The surrogate then properly held that the proceeds of the sale of this Fifth avenue property were not personal property applicable to the payment of debts. I do not understand that the decree is intended to establish in what order the various parcels of real estate should be sold for the payment of debts when application is made therefor. To the extent of these legacies these legatees would seem to be in the position of specific devisees of this real estate. In Tehan v. Tehan (83 Hun, 310) the Fifth Department seem to have held that in ordering a sale of real estate for the payment of debts it would be the duty of the court to first order that sold which had not been specifically devised, and if sufficient, save that specifically devised to carry out the intentions of the testator.” If that be the rule of law the real estate passing under the residuary clause of the will must first be sold to pay the debts and expenses of administration. This question it is not necessary now, however, to determine.

Upon the argument of the appeal the question was discussed as to whether the costs of the action brought to confirm the probate of the will were proper expenses of administration, the respondents arguing that the executor was without power to bring the action. This question it is unnecessary to determine. Upon the application for the sale of property to pay debts, the validity of all debts, as well as the propriety of all expenses of administration, will have to be determined.

Unless application be made within reasonable time by the executor for the sale of property to pay debts, the legatees might apply to the surrogate to compel the executor to make payment of their legacies out of the proceeds of the sale of the Fifth avenue property which he holds.

Criticism is made of the action of the surrogate in adjourn*96ing the proceeding for the accounting, although there were no parties opposing the accounting upon the return day.
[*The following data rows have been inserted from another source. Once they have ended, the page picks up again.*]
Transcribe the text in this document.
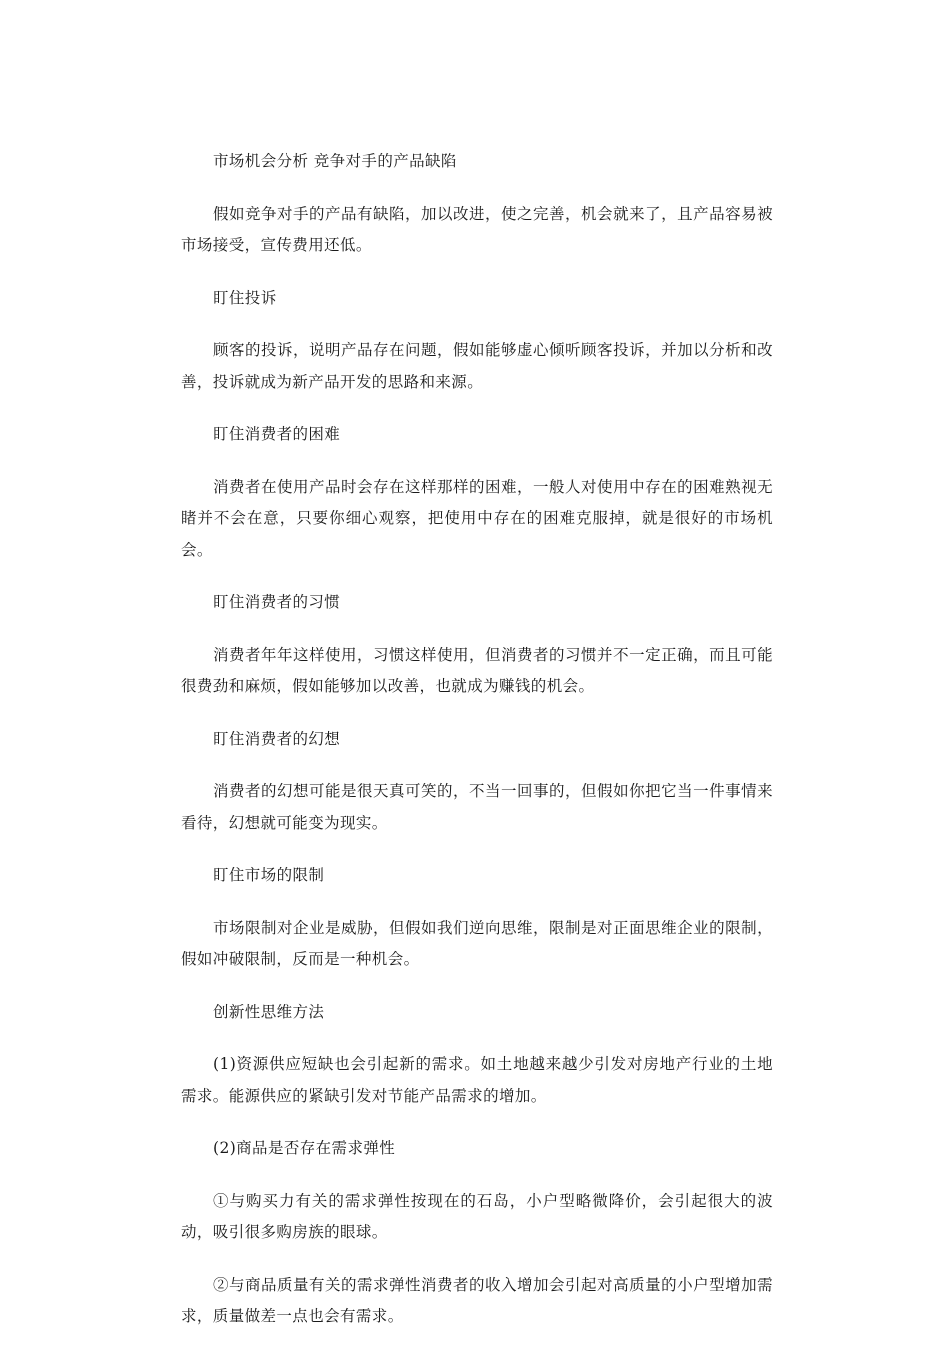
市场机会分析 竞争对手的产品缺陷

假如竞争对手的产品有缺陷，加以改进，使之完善，机会就来了，且产品容易被市场接受，宣传费用还低。

盯住投诉

顾客的投诉，说明产品存在问题，假如能够虚心倾听顾客投诉，并加以分析和改善，投诉就成为新产品开发的思路和来源。

盯住消费者的困难

消费者在使用产品时会存在这样那样的困难，一般人对使用中存在的困难熟视无睹并不会在意，只要你细心观察，把使用中存在的困难克服掉，就是很好的市场机会。

盯住消费者的习惯

消费者年年这样使用，习惯这样使用，但消费者的习惯并不一定正确，而且可能很费劲和麻烦，假如能够加以改善，也就成为赚钱的机会。

盯住消费者的幻想

消费者的幻想可能是很天真可笑的，不当一回事的，但假如你把它当一件事情来看待，幻想就可能变为现实。

盯住市场的限制

市场限制对企业是威胁，但假如我们逆向思维，限制是对正面思维企业的限制，假如冲破限制，反而是一种机会。

创新性思维方法

(1)资源供应短缺也会引起新的需求。如土地越来越少引发对房地产行业的土地需求。能源供应的紧缺引发对节能产品需求的增加。

(2)商品是否存在需求弹性

①与购买力有关的需求弹性按现在的石岛，小户型略微降价，会引起很大的波动，吸引很多购房族的眼球。

②与商品质量有关的需求弹性消费者的收入增加会引起对高质量的小户型增加需求，质量做差一点也会有需求。
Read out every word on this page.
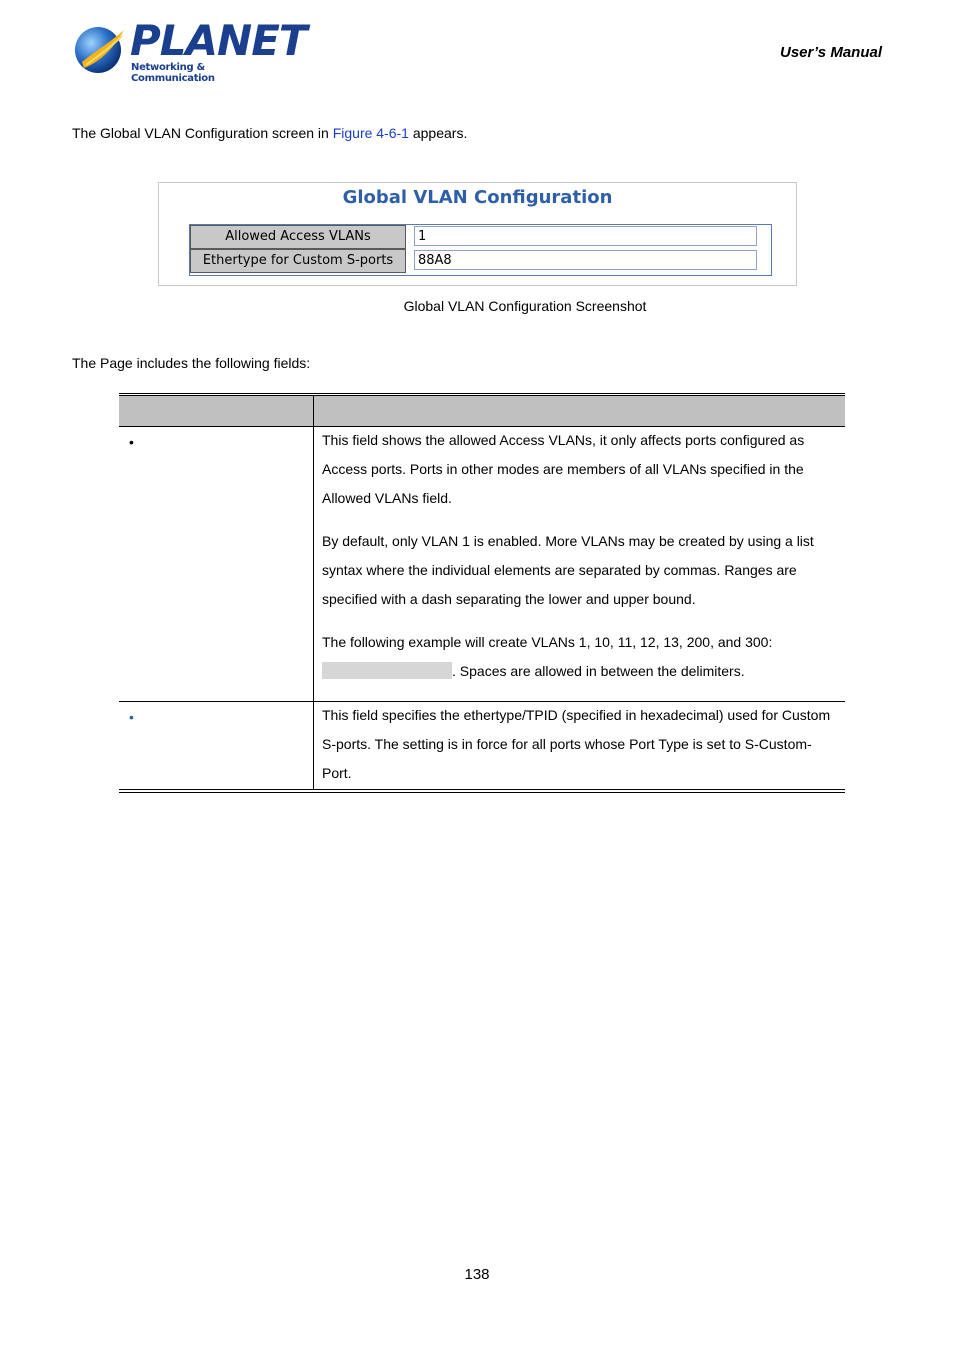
PLANET
Networking & Communication
User’s Manual
The Global VLAN Configuration screen in Figure 4-6-1 appears.
Global VLAN Configuration
Allowed Access VLANs	1
Ethertype for Custom S-ports	88A8
Global VLAN Configuration Screenshot
The Page includes the following fields:
•	This field shows the allowed Access VLANs, it only affects ports configured as Access ports. Ports in other modes are members of all VLANs specified in the Allowed VLANs field.

By default, only VLAN 1 is enabled. More VLANs may be created by using a list syntax where the individual elements are separated by commas. Ranges are specified with a dash separating the lower and upper bound.

The following example will create VLANs 1, 10, 11, 12, 13, 200, and 300:

. Spaces are allowed in between the delimiters.
•	This field specifies the ethertype/TPID (specified in hexadecimal) used for Custom S-ports. The setting is in force for all ports whose Port Type is set to S-Custom-Port.

138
His official duty, however, required him to act for the best interests of the estate, and his action therein is properly a subject for commendation rather than of criticism.
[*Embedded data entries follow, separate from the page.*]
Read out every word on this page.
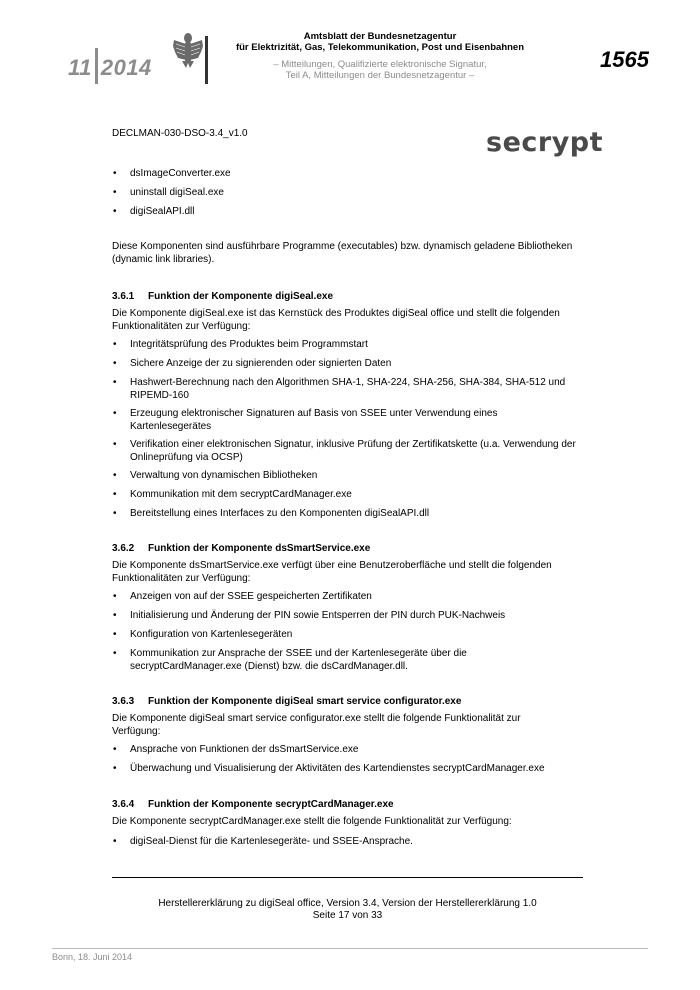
11 2014
Amtsblatt der Bundesnetzagentur
für Elektrizität, Gas, Telekommunikation, Post und Eisenbahnen
– Mitteilungen, Qualifizierte elektronische Signatur,
Teil A, Mitteilungen der Bundesnetzagentur –
1565
DECLMAN-030-DSO-3.4_v1.0	secrypt
• dsImageConverter.exe
• uninstall digiSeal.exe
• digiSealAPI.dll
Diese Komponenten sind ausführbare Programme (executables) bzw. dynamisch geladene Bibliotheken (dynamic link libraries).
3.6.1 Funktion der Komponente digiSeal.exe
Die Komponente digiSeal.exe ist das Kernstück des Produktes digiSeal office und stellt die folgenden Funktionalitäten zur Verfügung:
• Integritätsprüfung des Produktes beim Programmstart
• Sichere Anzeige der zu signierenden oder signierten Daten
• Hashwert-Berechnung nach den Algorithmen SHA-1, SHA-224, SHA-256, SHA-384, SHA-512 und RIPEMD-160
• Erzeugung elektronischer Signaturen auf Basis von SSEE unter Verwendung eines Kartenlesegerätes
• Verifikation einer elektronischen Signatur, inklusive Prüfung der Zertifikatskette (u.a. Verwendung der Onlineprüfung via OCSP)
• Verwaltung von dynamischen Bibliotheken
• Kommunikation mit dem secryptCardManager.exe
• Bereitstellung eines Interfaces zu den Komponenten digiSealAPI.dll
3.6.2 Funktion der Komponente dsSmartService.exe
Die Komponente dsSmartService.exe verfügt über eine Benutzeroberfläche und stellt die folgenden Funktionalitäten zur Verfügung:
• Anzeigen von auf der SSEE gespeicherten Zertifikaten
• Initialisierung und Änderung der PIN sowie Entsperren der PIN durch PUK-Nachweis
• Konfiguration von Kartenlesegeräten
• Kommunikation zur Ansprache der SSEE und der Kartenlesegeräte über die secryptCardManager.exe (Dienst) bzw. die dsCardManager.dll.
3.6.3 Funktion der Komponente digiSeal smart service configurator.exe
Die Komponente digiSeal smart service configurator.exe stellt die folgende Funktionalität zur Verfügung:
• Ansprache von Funktionen der dsSmartService.exe
• Überwachung und Visualisierung der Aktivitäten des Kartendienstes secryptCardManager.exe
3.6.4 Funktion der Komponente secryptCardManager.exe
Die Komponente secryptCardManager.exe stellt die folgende Funktionalität zur Verfügung:
• digiSeal-Dienst für die Kartenlesegeräte- und SSEE-Ansprache.
Herstellererklärung zu digiSeal office, Version 3.4, Version der Herstellererklärung 1.0
Seite 17 von 33
Bonn, 18. Juni 2014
The executor here is acting in his own personal interest. He is both a specific and residuary devisee. The decree, therefore, should be modified so as to provide for the payment of ' the legacies from the proceeds of the sale of the Fifth avenue property, less the carrying charges properly applicable thereto. The surrogate may, however, postpone payment until application may he made to sell real estate for the payment of decedent’s debts and administration expenses, and it be then determined whether any part of such fund be applicable to the payment thereof. Respondents may have costs of this appeal from the executor personally.

All concurred, except Howard, J., not voting.

Decree modified as per opinion, with costs to respondents against executor personally.